Business Standard

CAG report likely to omit Rafale pricing in absolute numbers

- INDIVJAL DHASMANA

The pricing of the Rafale jet fighter deal is likely to be mentioned in redacted form — which is without absolute numbers and with variables such as x, y and z — in the Comptrolle­r and Auditor General (CAG) report.

Sources said the report might be tabled in Parliament on Tuesday, but Parliament’s schedule of business did not have it at the time of going to press.

The report will also be on 10 other capital acquisitio­ns by the Air Force, sources said. It will be in two volumes, with one of them dealing with the 10 acquisitio­ns and the other one on the Rafale deal.
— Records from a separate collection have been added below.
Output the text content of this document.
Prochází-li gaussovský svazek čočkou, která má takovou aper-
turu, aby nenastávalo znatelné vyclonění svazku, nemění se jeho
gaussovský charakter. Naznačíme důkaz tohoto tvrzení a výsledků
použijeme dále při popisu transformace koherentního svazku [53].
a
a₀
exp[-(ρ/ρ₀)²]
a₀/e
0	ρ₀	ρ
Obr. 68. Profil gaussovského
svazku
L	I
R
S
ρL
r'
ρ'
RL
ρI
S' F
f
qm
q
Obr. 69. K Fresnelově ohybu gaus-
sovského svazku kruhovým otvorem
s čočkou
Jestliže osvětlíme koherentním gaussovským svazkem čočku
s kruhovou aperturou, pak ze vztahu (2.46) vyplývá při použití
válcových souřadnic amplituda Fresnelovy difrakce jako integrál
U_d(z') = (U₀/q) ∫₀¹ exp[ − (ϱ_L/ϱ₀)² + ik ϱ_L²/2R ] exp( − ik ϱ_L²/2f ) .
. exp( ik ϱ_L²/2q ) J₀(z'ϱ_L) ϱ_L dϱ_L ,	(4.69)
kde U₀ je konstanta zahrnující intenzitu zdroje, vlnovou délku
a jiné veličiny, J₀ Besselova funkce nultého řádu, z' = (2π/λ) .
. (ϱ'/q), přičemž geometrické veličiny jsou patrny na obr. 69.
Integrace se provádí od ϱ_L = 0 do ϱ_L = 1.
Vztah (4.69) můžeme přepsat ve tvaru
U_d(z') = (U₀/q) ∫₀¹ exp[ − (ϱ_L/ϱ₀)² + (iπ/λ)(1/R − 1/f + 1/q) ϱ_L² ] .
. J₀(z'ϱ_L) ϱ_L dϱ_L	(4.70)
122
However, the two volumes will be in one copy. Sources said the CAG had sent its report to President Ram Nath Kovind and the finance ministry. The ministry will prepare a brief on the report and send it to the president, who will then give instructio­ns for it to be tabled in Parliament. The current session of Parliament, which is the last of the 16th Lok Sabha, will end on Wednesday.

Meanwhile, the government reiterated on Monday there was no conflict of interest in Rajiv Mehrishi being CAG and former economic affairs, as alleged by the Congress. The statement said it was pertinent to point out that the department of expenditur­e dealt with financial sanctions relating to all the central ministries.

In that capacity, any files relating to defence procuremen­t would be dealt with by the secretary, department of expenditur­e, and not the economic affairs secretary. “To claim that the secretary (economic affairs) as finance secretary would have dealt with the expenditur­e proposals from the defence ministry is totally a figment of imaginatio­n and stretch of facts,” the ministry said.

Congress leader Kapil Sibal on Sunday had said in the case of CAG Mehrishi, there was the case of conflict of interest.

How could Mehrishi “investigat­e himself” since he had been Union economic affairs secretary when Prime Minister Narendra Modi announced the Rafale deal in April 2015, Sibal asked. "The same CAG was involved in harming national security when the deal was struck in 2015. The same CAG will present the report,” noted the former union minister. After leaving the finance ministry, Mehrishi was appointed Union home secretary in August 2015 before he took charge as CAG in September last year.

On Sunday, Union minister Arun Jaitley had refuted the allegation­s of Sibal.

The Rafale issue was raised before the Supreme Court, which did not find any substance in the allegation­s.

However, the issue has continued to rock Parliament with Congress President Rahul Gandhi accusing Prime Minister Narendra Modi of aiding industrial­ist Anil Ambani.

Modi would have been “number one accused” in the Rafale issue had the Lokpal law been implemente­d, the Congress on Monday said, as the opposition targeted the government in the Lok Sabha on the fighter jet deal.